Companies from throughout the world have expressed their belief in China’s economy.

Despite the long-running COVID-19 outbreak and an increasingly complex global environment, foreign corporations continue to find potential in China’s opening-up efforts, giving the Chinese economy a vote of confidence.

According to the American Chamber of Commerce in China and PwC’s 2022 China Business Climate Survey Report, over 60% of surveyed companies reported profit in China in 2021. This year, two-thirds of the companies expect to boost their investment in the country.

According to the research, over two-thirds of AmCham China’s member businesses ranked China as the top or one of the top three investment locations in the world.

According to a research released by the German Chamber of Commerce in China and KPMG, nearly 60% of German companies operating in China reported improved business operations last year, with 71% planning to spend more in the country.

In a world shaken by pandemics, China’s appeal to global enterprises stems from the country’s steady economic recovery and improved business environment.

With 8.1 percent GDP growth in 2021, the Chinese economy provided a major boost to the global economy. China’s economic growth forecast for this year is roughly 5.5 percent, which is projected to help the world economy recover.

“China’s continued and stable economic growth will bring more opportunities, and we are confident about the Chinese market’s development prospects,” said Qualcomm China Chairman Meng Pu.

Qualcomm’s work with Chinese partners has grown to a number of industries, including smartphones, integrated circuits, software, vehicles, the internet of things, and others, according to Meng.

Retail sales of consumer products in China, the world’s second-largest economy, increased 12.5 percent year on year to 44.1 trillion yuan ($6.95 trillion) in 2021, according to government figures.

Herbalife Nutrition, a worldwide nutrition firm located in the United States, saw the expanding vitality of the Chinese market and its consumers’ growing quest of healthy lifestyles.

“We believe the nutrition and health business in China will continue to grow rapidly, and we will continue to raise our investment here,” Woody Guo, senior vice-president and managing director of Herbalife Nutrition China, said.

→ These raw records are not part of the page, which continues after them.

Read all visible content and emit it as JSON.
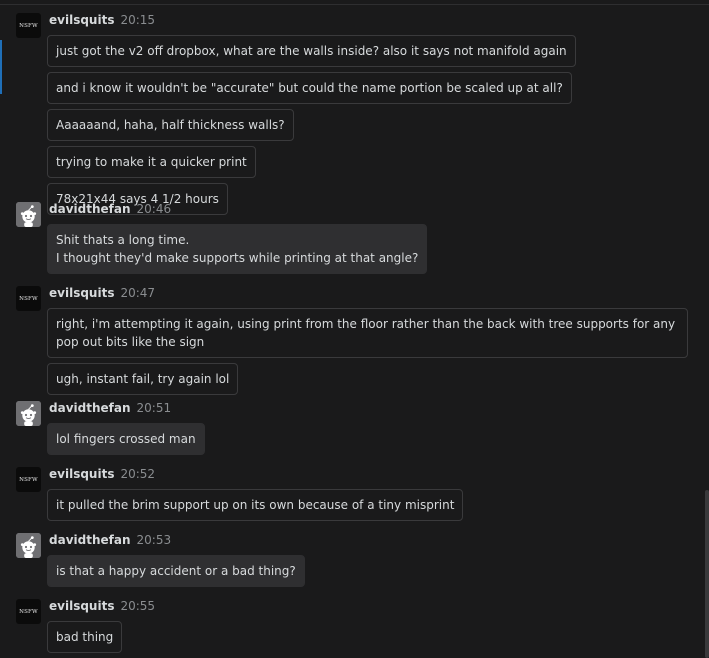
{
  "messages": [
    {
      "user": "evilsquits",
      "time": "20:15",
      "avatar": "nsfw-avatar",
      "avatar_text": "NSFW",
      "lines": [
        "just got the v2 off dropbox, what are the walls inside? also it says not manifold again",
        "and i know it wouldn't be \"accurate\" but could the name portion be scaled up at all?",
        "Aaaaaand, haha, half thickness walls?",
        "trying to make it a quicker print",
        "78x21x44 says 4 1/2 hours"
      ]
    },
    {
      "user": "davidthefan",
      "time": "20:46",
      "avatar": "robot-avatar",
      "lines": [
        "Shit thats a long time.\nI thought they'd make supports while printing at that angle?"
      ]
    },
    {
      "user": "evilsquits",
      "time": "20:47",
      "avatar": "nsfw-avatar",
      "avatar_text": "NSFW",
      "lines": [
        "right, i'm attempting it again, using print from the floor rather than the back with tree supports for any pop out bits like the sign",
        "ugh, instant fail, try again lol"
      ]
    },
    {
      "user": "davidthefan",
      "time": "20:51",
      "avatar": "robot-avatar",
      "lines": [
        "lol fingers crossed man"
      ]
    },
    {
      "user": "evilsquits",
      "time": "20:52",
      "avatar": "nsfw-avatar",
      "avatar_text": "NSFW",
      "lines": [
        "it pulled the brim support up on its own because of a tiny misprint"
      ]
    },
    {
      "user": "davidthefan",
      "time": "20:53",
      "avatar": "robot-avatar",
      "lines": [
        "is that a happy accident or a bad thing?"
      ]
    },
    {
      "user": "evilsquits",
      "time": "20:55",
      "avatar": "nsfw-avatar",
      "avatar_text": "NSFW",
      "lines": [
        "bad thing"
      ]
    }
  ],
  "colors": {
    "background": "#1a1a1b",
    "bubble_border": "#3a3a3c",
    "bubble_fill": "#2f2f31",
    "text": "#d7dadc",
    "timestamp": "#8a8d90",
    "accent": "#1f6fb8"
  }
}
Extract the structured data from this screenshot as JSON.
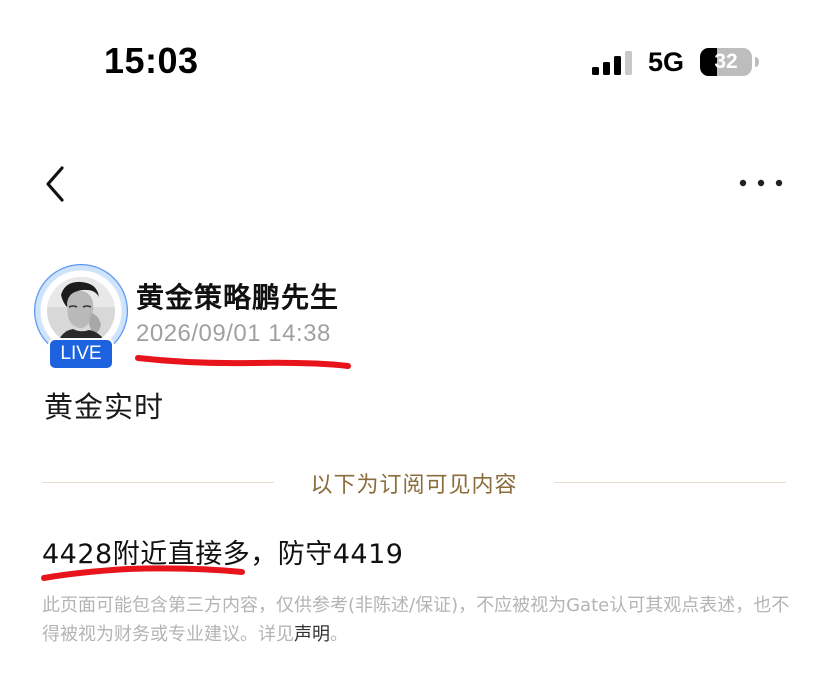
{
  "status_bar": {
    "time": "15:03",
    "network": "5G",
    "battery": "32"
  },
  "nav": {
    "back_icon": "chevron-left-icon",
    "more_icon": "more-horizontal-icon"
  },
  "post": {
    "author_name": "黄金策略鹏先生",
    "live_badge": "LIVE",
    "timestamp": "2026/09/01 14:38",
    "title": "黄金实时",
    "subscriber_divider": "以下为订阅可见内容",
    "content": "4428附近直接多，防守4419",
    "disclaimer_text": "此页面可能包含第三方内容，仅供参考(非陈述/保证)，不应被视为Gate认可其观点表述，也不得被视为财务或专业建议。详见",
    "disclaimer_link": "声明",
    "disclaimer_end": "。"
  },
  "colors": {
    "accent_blue": "#1d63e0",
    "divider_gold": "#8a6d3b",
    "annotation_red": "#e8141c",
    "muted_gray": "#a0a0a0"
  }
}
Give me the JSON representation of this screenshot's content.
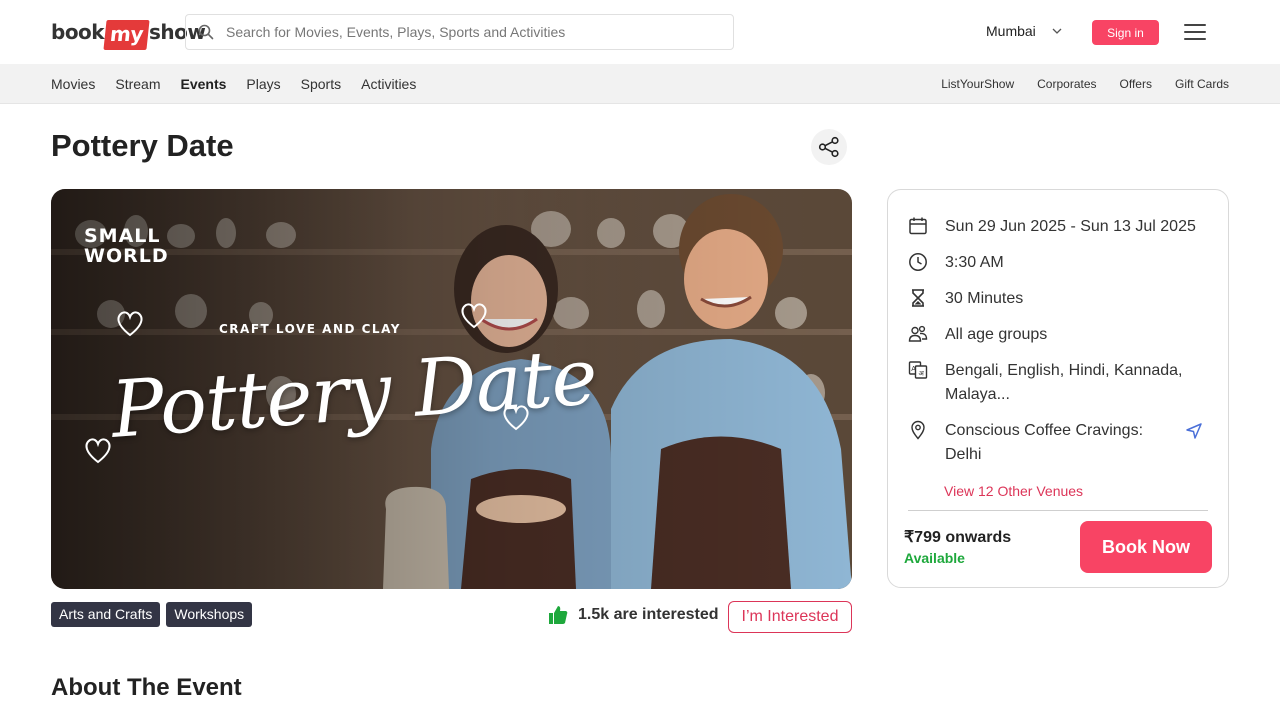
{
  "header": {
    "logo": {
      "pre": "book",
      "mid": "my",
      "post": "show"
    },
    "search_placeholder": "Search for Movies, Events, Plays, Sports and Activities",
    "city": "Mumbai",
    "signin_label": "Sign in"
  },
  "nav": {
    "left": [
      "Movies",
      "Stream",
      "Events",
      "Plays",
      "Sports",
      "Activities"
    ],
    "active": "Events",
    "right": [
      "ListYourShow",
      "Corporates",
      "Offers",
      "Gift Cards"
    ]
  },
  "event": {
    "title": "Pottery Date",
    "banner": {
      "brand_line1": "SMALL",
      "brand_line2": "WORLD",
      "tagline": "CRAFT LOVE AND CLAY",
      "script_title": "Pottery Date"
    },
    "tags": [
      "Arts and Crafts",
      "Workshops"
    ],
    "interested_count": "1.5k are interested",
    "interested_button": "I’m Interested"
  },
  "details": {
    "dates": "Sun 29 Jun 2025 - Sun 13 Jul 2025",
    "time": "3:30 AM",
    "duration": "30 Minutes",
    "age": "All age groups",
    "languages_line1": "Bengali, English, Hindi, Kannada,",
    "languages_line2": "Malaya...",
    "venue_line1": "Conscious Coffee Cravings:",
    "venue_line2": "Delhi",
    "other_venues": "View 12 Other Venues",
    "price": "₹799 onwards",
    "availability": "Available",
    "book_label": "Book Now"
  },
  "about_heading": "About The Event",
  "colors": {
    "brand_red": "#f84464",
    "accent_pink": "#dc3558",
    "tag_bg": "#333545",
    "available_green": "#1ea83c"
  }
}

Foreign companies are seeing greater business opportunities as China continues to open its doors wider.

According to Zhang Heping, head of Sanofi Greater China, a French healthcare company, foreign companies have more opportunities as the Chinese government continues to encourage high-level opening-up and innovation-driven development while strengthening the business environment.

The tone-setting annual Central Economic Work Conference held in December pledged to expand high-quality and institutional opening, grant foreign-funded enterprises national treatment, attract more investment from multinational companies, and facilitate the early implementation of major foreign-invested projects in 2022.

To further open up the economy, the government implemented a shorter negative list for foreign investment on January 1, reducing the number of off-limit products to 31 from 33 a year before. The auto sector’s foreign capital cap was abolished, and manufacturing restrictions in pilot free-trade zones were also eliminated.

Foreign direct investment into the Chinese mainland, as a window to watch a country’s opening-up degree and reflect its economic health, increased 11.6 percent year on year to 102.28 billion yuan in January, according to government data. The gain was the fastest and first in double digits for the same time period since 2016.

According to Kang Yong, chief economist of KPMG China, foreign investment in China would remain high in 2022 due to China’s strong economic fundamentals and competitive advantages in market size, infrastructure, and business climate.